Jülich: Jülich bekommt ein „Theater der Stadt“

Jülich: Jülich bekommt ein „Theater der Stadt“

Leseprobe: Sieben Schauspieler sitzen auf der Bühne, halten Texte in den Händen. Der erste intoniert: „Ein Zauberspiegel — fabelhaft.“ Prompt korrigiert Regisseurin Olga Romanovskaya. Sie motiviert, den Text mit Emotionen zu untermauern, die Stimme dem Inhalt anzupassen.

Romanovskaya macht es vor, ist präsent, zieht die Blicke auf sich, benutzt Mimik und Gestik. Das Zuschauen macht neugierig auf das Endprodukt. Geprobt wird: „Die Schneekönigin“.
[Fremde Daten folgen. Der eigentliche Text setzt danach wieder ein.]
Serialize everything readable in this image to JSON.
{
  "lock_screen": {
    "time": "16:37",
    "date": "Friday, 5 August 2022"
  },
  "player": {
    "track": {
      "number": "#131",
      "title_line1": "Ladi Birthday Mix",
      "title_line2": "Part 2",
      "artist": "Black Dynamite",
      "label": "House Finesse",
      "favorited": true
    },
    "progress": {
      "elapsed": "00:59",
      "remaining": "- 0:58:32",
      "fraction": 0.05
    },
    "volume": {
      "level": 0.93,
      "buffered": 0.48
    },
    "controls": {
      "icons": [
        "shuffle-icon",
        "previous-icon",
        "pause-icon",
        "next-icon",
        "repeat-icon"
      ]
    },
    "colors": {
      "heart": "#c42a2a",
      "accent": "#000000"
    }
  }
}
Theater der Stadt Jülich: Initiatoren sind Christoph Klemens vom Kulturbüro Jülich, Dezernentin Katharina Esser, Olga Romanovskaya, Schauspielschulleiter René Blanche und die künstlerische Leiterin Andrea Royé. Foto: Mengel-Driefert

„Das Familienweihnachtsmärchen ist die erste Produktion eines ambitionierten Vorhabens, das den Namen Theater der Stadt Jülich trägt“, sagt Dezernentin Katharina Esser und verweist auf eine gemeinsame Initiative der Aachener Schauspielschule und dem Kulturbüro mit dem Ziel, das Jülicher Kulturleben zu bereichern und jungen Schauspielern die Möglichkeit zu geben, erste Bühnenerfahrungen zu sammeln. Geplant sind zwei Produktionen im Jahr.

René Blanche, Leiter der Aachener Schauspielschule, spricht von einer tollen Chance für die Absolventen, denen eine ernstzunehmende Bühne geboten werde. „Mit im Boot ist die Diplom-Regisseurin Olga Romanovskaya“, stellt Christoph Klemens vom Kulturbüro heraus.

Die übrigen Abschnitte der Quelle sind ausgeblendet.